NAIROBI - August 7 is Kenya's 9/11, the day of the worst terrorist attack in the country's history. On this day 20 years ago, a truck bomb destroyed the U.S. embassy in Nairobi, killing 213 people, most of them Kenyans. In Nairobi, hundreds gathered Tuesday to remember victims of the brutal attack.
Pamela Olum was in the hospital the day of the embassy bombing. Three days earlier she gave birth to her third child.
She says her husband came to see her at Mater hospital and to pay the bill. He gave her 5,000 shillings for her 17,000 shilling bill and left for the bank to get the rest of the money. Olum says he left, and she never saw him again.
Lawrence Olum was one of the people killed on August 7, 1998, when al-Qaida exploded truck bombs in front of the U.S. embassies in Nairobi and in Dar es Salaam, Tanzania. The attacks killed a total of 224 people and injured nearly 5,000.
Survivors and families of the victims of the 1998 U.S. embassy bomb attack in Nairobi, Kenya, spoke of forgives but urged others never to forget the event that shattered their lives. (M. Yusuf/VOA)
On Tuesday, about 200 people, including survivors, gathered at a memorial park in Nairobi to honor victims of the attack and offer prayers.
Participants lighted candles and laid flowers as a sign of remembrance.
Teddy Gianopulos came to honor her sister, who worked at the U.S. embassy at the time of the bombings. She was 51 when she was killed.
"There is not a day we forget her, she is very much alive in our minds. But this day is a painful day for all of us her family, her children, her grandchildren which she did not get to see," said Gianopulos.
Kenya National Counterterrorism Center Director Martin Kimani says his country still faces the threat of terrorism.
"Kenya was injured extraordinarily 20 years ago, and today, 20 years later, Kenya remains threatened by terrorism and terrorists but our country has taken giant strides to prepare better, to be more ready," said Kimani.
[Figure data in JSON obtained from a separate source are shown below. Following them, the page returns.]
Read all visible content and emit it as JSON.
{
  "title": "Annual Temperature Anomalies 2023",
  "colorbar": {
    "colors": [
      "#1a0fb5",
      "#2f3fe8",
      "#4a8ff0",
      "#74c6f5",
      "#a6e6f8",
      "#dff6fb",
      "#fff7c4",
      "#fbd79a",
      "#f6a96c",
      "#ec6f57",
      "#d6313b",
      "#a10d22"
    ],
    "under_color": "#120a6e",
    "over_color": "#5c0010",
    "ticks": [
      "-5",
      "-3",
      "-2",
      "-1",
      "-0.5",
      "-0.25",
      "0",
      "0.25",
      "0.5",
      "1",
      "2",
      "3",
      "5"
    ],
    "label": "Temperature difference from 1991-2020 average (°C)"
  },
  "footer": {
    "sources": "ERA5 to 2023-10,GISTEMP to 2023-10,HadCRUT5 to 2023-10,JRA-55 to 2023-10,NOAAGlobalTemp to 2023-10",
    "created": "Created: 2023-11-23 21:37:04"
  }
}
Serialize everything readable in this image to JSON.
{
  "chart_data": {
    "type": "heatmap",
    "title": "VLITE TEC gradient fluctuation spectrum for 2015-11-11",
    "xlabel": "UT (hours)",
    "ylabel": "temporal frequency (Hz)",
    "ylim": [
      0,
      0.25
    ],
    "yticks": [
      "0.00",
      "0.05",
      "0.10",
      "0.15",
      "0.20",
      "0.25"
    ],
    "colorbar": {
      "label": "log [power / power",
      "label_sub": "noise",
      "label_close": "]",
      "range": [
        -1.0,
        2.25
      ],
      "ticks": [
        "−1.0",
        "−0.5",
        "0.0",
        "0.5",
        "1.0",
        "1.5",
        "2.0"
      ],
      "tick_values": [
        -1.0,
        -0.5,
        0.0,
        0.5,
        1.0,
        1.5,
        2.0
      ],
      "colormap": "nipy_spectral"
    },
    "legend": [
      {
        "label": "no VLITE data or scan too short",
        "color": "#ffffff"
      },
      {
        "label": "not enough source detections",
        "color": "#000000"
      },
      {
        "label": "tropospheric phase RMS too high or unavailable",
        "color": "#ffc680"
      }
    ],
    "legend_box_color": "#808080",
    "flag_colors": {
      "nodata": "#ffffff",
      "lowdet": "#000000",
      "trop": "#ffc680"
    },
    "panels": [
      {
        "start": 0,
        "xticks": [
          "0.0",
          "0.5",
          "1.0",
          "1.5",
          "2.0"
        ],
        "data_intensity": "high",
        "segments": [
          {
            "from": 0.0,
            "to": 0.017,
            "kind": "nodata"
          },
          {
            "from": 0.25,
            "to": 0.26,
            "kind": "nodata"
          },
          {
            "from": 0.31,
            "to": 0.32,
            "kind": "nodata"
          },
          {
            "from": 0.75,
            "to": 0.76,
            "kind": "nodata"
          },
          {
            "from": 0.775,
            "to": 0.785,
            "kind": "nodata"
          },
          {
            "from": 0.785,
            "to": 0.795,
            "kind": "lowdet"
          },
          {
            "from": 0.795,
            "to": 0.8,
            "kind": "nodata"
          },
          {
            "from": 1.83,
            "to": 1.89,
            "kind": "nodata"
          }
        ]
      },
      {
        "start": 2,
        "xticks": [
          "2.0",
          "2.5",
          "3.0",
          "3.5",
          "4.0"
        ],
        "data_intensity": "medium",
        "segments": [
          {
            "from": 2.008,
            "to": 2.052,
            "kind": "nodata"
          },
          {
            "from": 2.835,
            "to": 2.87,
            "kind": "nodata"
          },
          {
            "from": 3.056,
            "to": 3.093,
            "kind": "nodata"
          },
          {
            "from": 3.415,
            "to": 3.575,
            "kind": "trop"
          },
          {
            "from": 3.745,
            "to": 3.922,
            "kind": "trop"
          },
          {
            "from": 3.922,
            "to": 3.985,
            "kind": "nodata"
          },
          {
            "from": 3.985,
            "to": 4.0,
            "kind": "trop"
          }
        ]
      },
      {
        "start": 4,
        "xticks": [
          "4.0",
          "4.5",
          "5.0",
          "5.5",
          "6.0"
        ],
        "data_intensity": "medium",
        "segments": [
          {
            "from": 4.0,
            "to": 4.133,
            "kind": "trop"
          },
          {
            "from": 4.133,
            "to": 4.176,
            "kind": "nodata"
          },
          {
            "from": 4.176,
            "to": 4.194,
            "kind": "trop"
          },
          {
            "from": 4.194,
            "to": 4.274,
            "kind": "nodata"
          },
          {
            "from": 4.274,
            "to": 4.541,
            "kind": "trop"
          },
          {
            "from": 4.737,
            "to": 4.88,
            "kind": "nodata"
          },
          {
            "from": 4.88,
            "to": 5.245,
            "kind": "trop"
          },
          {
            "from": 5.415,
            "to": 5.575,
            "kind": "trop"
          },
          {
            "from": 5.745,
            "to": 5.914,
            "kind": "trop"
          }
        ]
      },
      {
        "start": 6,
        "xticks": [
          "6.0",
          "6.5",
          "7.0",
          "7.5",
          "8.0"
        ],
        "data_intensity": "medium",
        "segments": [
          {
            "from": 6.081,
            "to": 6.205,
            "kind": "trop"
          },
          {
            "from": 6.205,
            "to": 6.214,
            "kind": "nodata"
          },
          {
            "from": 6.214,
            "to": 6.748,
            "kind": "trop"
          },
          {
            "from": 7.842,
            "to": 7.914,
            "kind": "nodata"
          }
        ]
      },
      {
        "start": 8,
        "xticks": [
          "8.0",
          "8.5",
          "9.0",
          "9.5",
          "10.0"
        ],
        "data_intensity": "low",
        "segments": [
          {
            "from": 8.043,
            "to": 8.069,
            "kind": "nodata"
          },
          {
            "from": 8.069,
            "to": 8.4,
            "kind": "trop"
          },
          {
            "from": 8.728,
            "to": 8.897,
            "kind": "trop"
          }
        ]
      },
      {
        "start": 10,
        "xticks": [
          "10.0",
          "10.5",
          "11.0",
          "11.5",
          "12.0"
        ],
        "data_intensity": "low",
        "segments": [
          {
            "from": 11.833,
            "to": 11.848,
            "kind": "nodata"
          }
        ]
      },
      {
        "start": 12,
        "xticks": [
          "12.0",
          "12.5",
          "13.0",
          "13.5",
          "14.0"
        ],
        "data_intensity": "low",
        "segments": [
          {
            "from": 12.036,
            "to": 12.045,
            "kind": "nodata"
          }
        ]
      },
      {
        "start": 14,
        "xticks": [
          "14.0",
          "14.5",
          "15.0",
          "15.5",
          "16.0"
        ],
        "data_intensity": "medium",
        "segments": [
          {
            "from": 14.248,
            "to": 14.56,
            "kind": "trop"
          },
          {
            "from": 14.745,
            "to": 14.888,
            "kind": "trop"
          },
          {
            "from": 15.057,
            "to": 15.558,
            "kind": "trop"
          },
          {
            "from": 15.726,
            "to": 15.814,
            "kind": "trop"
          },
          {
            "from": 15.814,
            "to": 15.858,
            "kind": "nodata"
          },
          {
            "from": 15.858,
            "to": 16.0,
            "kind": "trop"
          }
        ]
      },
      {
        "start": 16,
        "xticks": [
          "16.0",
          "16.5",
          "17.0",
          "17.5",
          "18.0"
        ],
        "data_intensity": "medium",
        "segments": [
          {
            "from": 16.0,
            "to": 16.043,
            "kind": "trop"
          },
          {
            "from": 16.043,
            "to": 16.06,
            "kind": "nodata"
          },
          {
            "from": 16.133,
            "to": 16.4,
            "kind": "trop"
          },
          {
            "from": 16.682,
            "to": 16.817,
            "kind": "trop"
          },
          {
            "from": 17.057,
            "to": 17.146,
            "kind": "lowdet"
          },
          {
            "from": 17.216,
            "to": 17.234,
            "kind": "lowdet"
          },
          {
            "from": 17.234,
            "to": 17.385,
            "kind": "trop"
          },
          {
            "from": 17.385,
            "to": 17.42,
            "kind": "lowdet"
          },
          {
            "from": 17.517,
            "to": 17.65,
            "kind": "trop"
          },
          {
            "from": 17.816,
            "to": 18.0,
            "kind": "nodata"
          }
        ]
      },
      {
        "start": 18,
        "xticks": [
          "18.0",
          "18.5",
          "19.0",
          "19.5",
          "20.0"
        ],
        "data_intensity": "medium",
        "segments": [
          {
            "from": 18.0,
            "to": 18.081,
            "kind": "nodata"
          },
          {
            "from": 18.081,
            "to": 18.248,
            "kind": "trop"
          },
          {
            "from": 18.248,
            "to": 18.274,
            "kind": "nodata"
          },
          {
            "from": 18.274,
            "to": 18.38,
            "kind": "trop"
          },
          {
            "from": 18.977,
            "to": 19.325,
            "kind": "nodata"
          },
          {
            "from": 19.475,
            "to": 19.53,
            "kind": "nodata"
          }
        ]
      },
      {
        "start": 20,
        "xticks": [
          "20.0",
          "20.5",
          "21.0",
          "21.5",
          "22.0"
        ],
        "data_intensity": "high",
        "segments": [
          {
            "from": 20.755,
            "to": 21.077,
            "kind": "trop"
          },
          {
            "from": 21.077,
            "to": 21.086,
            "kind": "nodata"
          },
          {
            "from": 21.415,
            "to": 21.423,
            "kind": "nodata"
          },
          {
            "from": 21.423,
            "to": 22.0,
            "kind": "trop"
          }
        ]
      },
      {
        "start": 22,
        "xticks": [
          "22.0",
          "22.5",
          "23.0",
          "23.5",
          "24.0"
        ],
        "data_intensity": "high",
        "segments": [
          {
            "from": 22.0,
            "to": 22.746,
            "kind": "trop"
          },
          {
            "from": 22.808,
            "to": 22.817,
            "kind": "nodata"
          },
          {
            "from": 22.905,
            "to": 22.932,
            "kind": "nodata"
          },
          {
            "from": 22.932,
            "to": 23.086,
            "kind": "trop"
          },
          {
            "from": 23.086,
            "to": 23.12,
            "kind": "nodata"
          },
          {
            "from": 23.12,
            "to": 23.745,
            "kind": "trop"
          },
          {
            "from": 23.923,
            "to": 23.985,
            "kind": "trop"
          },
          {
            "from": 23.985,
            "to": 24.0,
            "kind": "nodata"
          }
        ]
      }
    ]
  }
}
Pamela Olum holds up a picture of herself with her husband and their first-born child. Lawrence Olum was one of the 213 who died in the 1998 bomb attack in Nairobi, Kenya. (M. Yusuf/VOA)
Despite the deaths and violence meted on the embassy staff and innocent people, U.S. ambassador Robert Godec said that in the midst of evil carried out by terrorists he saw humanity.
"The moment of the terrible terror, that atrocity of the attack, we also saw great heroism, we saw so many embassy staff, Kenyans, people coming together to help rescue those who were injured, to help retrieve those who have been killed, to help begin the process of rebuilding and working together," said Godec.
For Pamela Olum life has been difficult, but she survived the years to overcome the pain and educate her children.
Her first-born is now a DJ (a music mixer), the one in the middle - is a university graduate, and the third-born was accepted into a top Kenyan university this year.